Previous studies that have examined PU healing have analyzed the percentage of healed versus nonhealed wounds at certain intervals.1-2 These studies followed the wounds for only a few weeks and not to full healing. Also, these studies have reported that wounds "improved" or"significantly improved" over a certain number of weeks using a particular therapy. These terms are open to interpretation and, therefore, have little clinical value. Only Ferrell et all present wound area reduction rates in square millimeters per day from initial treatment to final healing. However, it was unclear whether the reduction in wound size was the result of specific therapies or simply due to the natural process of healing because no baseline rate with which to compare the outcomes was given.
Because of the variability in published data on PU healing, the National Pressure Ulcer Advisory Panel (NPUAP) has recommended general guidelines to standardize reporting of PU research.4,5 The recommendations include making use of large sample sizes and multiple settings and following subjects to full healing. Additionally, the NPUAP recommends reporting the mean and standard deviation for baseline size, length of follow-up for each treatment group, and percentage of healing per week stratified across wound size.
METHODS
Wound care rounds were performed in a Veterans Affairs transitional care unit over the past 3 years. During an 18month period, measurements of 10 PUs on 9 patients were obtained and entered into a computer spreadsheet (example for 1 patient shown in Table 1). The demographics of this patient population are presented in Table 2. Wounds included in the study were fully healed Stage TV PUs in the pelvic area.
Wound measurement
Measurements were obtained weekly by 1 of 2 certified wound, ostomy, and continence nurses to reduce the chance of interrater error. Daily measurements were not practical and monthly measurements would have been too infrequent.

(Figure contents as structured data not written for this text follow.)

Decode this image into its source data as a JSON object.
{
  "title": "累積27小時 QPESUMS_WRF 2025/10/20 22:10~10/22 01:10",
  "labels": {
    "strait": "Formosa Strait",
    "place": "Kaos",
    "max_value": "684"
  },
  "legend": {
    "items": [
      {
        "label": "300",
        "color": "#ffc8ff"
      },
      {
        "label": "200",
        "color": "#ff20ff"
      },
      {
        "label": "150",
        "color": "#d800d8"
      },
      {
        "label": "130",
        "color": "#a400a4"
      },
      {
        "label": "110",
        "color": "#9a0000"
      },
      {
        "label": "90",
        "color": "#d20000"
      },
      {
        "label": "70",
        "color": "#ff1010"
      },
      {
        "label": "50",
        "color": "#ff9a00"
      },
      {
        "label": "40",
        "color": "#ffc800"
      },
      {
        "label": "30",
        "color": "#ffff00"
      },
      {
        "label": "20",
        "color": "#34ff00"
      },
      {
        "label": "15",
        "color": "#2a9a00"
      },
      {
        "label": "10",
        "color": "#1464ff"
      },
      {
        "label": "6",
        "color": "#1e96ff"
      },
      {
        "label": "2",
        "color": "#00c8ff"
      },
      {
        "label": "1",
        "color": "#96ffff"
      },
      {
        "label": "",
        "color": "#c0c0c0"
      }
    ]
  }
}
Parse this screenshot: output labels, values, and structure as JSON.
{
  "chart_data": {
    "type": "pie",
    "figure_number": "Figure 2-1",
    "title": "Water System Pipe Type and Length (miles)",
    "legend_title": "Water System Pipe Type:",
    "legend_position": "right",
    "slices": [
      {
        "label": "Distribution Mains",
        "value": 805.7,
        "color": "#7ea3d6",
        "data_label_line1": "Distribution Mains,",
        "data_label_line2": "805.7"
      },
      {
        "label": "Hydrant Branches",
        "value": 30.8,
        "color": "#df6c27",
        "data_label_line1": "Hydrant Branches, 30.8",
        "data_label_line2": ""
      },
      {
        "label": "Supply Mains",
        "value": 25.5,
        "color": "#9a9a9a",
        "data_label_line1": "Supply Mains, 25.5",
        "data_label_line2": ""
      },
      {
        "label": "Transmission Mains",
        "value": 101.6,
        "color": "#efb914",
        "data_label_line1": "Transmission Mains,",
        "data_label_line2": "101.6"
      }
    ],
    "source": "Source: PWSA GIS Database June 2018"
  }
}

In this study, linear measurements-in which length=vertical axis of patient; width=horizontal axis; and depth=straight depth measurement in the deepest area of the wound-were used because they are simple to obtain and are used by a variety of practitioners. Linear length and width were multiplied to determine overall wound area. Reporting wound volume instead of area was rejected for 2 reasons: (1) volume can change significantly with only a small change in depth; and (2) wounds with no depth or with hypergranulation would have no volume but could still have a significant open area. Depth measurements of the 10 wounds were graphed; no consistent pattern of depth reduction was noted.